Publication: The Mail on Sunday

Complaint:

Premier PR complained to the Press Complaints Commission on behalf of the actor Daniel Craig that an article published in The Mail on Sunday on 12th October 2008, headlined “£4m home where Bond will find a quantum of solitude”, had intruded into his privacy by identifying his home in breach of Clause 3 (Privacy) of the Code.

Following sufficient remedial action from the newspaper, there were no further issues to pursue.

The article reported the complainant’s purchase of an apartment in North London. It referred to a district in London, and a park which the property was near. There was a picture of the house in which the apartment was located.

The complainant was concerned that the newspaper had published sufficient information to identify the property. The nature of the house (and, in particular, its external colour) meant that it was easily recognisable – something that could impact on his personal privacy and security in light of the unwanted attention he sometimes received from over-zealous fans. Indeed, he had previously had to take serious action against specific individuals who posed a security threat. He was also concerned about the safety of his partner and child. Moreover, in this case, the newspaper had been asked in advance of publication not to identify the property.

The newspaper said that the area mentioned in the article covered a significant area of North London. There was no further information about the address, and the article did not state which of the apartments within the building was to be occupied by the complainant. Anyone determined to find the property would have been able to do so by other means, regardless of the article. Nonetheless, the newspaper was willing to try to resolve the matter, as it did not wish to cause the complainant difficulties. It removed the article permanently from its website, and undertook to apologise privately to him and not to republish similar details about the property in future. It also circulated a warning across the whole of Associated Newspapers to this effect.

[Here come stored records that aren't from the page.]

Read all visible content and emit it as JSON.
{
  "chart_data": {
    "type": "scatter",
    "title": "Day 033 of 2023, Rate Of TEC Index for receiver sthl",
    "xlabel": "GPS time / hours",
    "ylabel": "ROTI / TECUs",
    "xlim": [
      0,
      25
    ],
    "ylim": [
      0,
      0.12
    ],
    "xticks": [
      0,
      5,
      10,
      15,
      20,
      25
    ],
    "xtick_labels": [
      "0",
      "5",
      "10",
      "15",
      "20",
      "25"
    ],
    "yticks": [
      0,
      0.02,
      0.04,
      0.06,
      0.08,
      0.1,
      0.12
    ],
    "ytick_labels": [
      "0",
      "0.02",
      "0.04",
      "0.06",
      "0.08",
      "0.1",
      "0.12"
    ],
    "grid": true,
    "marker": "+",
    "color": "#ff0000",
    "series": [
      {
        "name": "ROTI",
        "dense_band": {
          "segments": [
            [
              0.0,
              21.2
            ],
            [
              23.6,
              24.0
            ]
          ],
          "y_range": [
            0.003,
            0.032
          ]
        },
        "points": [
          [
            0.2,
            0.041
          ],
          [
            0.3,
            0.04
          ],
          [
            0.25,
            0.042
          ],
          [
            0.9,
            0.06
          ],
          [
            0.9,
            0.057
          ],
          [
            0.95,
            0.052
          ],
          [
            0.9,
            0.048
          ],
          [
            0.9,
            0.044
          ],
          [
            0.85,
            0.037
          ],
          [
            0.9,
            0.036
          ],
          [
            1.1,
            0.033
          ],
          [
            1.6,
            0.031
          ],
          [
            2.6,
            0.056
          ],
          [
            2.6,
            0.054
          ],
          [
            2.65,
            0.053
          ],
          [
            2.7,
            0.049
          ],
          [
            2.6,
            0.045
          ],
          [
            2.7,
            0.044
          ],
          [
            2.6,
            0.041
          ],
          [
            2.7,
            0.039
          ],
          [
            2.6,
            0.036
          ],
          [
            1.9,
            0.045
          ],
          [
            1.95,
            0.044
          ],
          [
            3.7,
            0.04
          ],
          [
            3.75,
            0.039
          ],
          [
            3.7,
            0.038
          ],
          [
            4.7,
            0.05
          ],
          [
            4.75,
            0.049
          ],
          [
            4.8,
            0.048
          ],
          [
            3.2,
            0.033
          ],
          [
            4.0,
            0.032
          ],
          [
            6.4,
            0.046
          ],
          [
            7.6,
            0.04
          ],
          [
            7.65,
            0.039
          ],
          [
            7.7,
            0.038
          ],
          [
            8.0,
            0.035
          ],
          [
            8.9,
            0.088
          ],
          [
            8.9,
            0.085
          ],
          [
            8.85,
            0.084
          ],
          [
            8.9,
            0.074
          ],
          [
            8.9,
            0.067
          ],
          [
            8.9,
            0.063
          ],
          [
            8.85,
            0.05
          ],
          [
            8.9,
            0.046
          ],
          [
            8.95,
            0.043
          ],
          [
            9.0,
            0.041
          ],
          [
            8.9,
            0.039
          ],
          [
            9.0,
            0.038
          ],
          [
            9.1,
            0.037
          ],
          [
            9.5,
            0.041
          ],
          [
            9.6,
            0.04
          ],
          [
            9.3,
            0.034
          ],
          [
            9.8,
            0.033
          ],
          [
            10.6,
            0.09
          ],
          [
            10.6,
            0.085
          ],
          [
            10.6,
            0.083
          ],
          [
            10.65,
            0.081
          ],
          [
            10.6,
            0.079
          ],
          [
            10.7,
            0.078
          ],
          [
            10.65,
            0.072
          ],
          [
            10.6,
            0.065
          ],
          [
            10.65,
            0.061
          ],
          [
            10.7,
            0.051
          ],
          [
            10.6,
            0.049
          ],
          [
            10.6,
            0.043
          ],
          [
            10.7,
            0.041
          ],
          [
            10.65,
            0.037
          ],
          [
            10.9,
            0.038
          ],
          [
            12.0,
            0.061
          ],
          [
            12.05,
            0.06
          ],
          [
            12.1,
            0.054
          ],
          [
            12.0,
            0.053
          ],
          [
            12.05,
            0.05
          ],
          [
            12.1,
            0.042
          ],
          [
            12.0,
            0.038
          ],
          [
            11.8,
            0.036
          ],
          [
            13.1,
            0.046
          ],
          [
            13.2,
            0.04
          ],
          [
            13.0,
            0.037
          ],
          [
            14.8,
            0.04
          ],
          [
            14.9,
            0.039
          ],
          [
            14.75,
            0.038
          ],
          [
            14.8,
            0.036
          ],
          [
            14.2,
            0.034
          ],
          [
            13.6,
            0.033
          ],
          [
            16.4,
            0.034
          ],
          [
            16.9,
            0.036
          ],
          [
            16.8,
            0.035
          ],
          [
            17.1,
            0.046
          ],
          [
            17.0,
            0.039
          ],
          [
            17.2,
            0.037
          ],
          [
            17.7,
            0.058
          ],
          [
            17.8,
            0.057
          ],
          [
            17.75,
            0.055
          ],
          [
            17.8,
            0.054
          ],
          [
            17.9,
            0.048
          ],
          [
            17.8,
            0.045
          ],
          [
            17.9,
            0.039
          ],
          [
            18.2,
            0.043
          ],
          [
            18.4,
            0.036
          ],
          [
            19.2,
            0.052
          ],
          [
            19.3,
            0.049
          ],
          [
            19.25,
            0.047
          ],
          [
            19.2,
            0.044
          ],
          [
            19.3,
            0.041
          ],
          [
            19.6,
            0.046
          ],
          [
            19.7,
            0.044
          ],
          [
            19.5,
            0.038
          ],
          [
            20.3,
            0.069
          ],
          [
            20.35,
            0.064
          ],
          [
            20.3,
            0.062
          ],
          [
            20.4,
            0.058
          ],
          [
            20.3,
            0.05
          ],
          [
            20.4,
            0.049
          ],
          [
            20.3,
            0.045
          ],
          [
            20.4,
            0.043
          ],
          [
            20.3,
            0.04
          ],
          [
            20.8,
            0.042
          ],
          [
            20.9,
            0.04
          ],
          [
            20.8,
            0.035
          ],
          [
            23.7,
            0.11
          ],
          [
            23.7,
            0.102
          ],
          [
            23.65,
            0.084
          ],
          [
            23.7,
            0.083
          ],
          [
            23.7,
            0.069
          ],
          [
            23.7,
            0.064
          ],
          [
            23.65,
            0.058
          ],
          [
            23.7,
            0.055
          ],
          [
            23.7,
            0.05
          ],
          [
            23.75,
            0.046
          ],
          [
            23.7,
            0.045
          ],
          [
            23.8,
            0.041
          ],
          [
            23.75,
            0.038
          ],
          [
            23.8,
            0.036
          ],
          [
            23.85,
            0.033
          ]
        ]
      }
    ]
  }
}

The complainant asked the newspaper to meet the security costs that he felt were necessary following the article. These costs were around £25,000. The newspaper was not willing to do so.

Decision:
Sufficient remedial action offered

Adjudication:

The Commission has previously made clear that newspapers should not gratuitously identify the homes of individuals who might be exposed to specific security problems. The complainant – who said he had been the subject of unwanted and overzealous personal attention from fans – fell into this category. The Commission’s first task in considering this complaint was therefore to decide whether the newspaper had in fact published sufficient information to put the precise location of the home into the public domain.

On balance, the Commission considered that the article had contained too much detail, and ran a clear risk of identifying the property without justification. The conjunction of the unusual colour and size of the property on the one hand, with the reference to a specific area and park in North London on the other, was enough information – in the Commission’s view – to identify the whereabouts of the dwelling. This was therefore a breach of the Code. Had the article referred broadly to London – or even North London – it would have stayed within the terms of the Code.

Having made this decision, the Commission’s next step was to consider whether the newspaper’s action was a sufficient remedy to the complaint. The paper had promptly removed the article from the internet, offered to apologise to the complainant, undertaken not to republish the details, and taken internal steps to ensure that these measures were respected. In the circumstances, the Commission considered that this was a suitable remedy to the breach of the Code.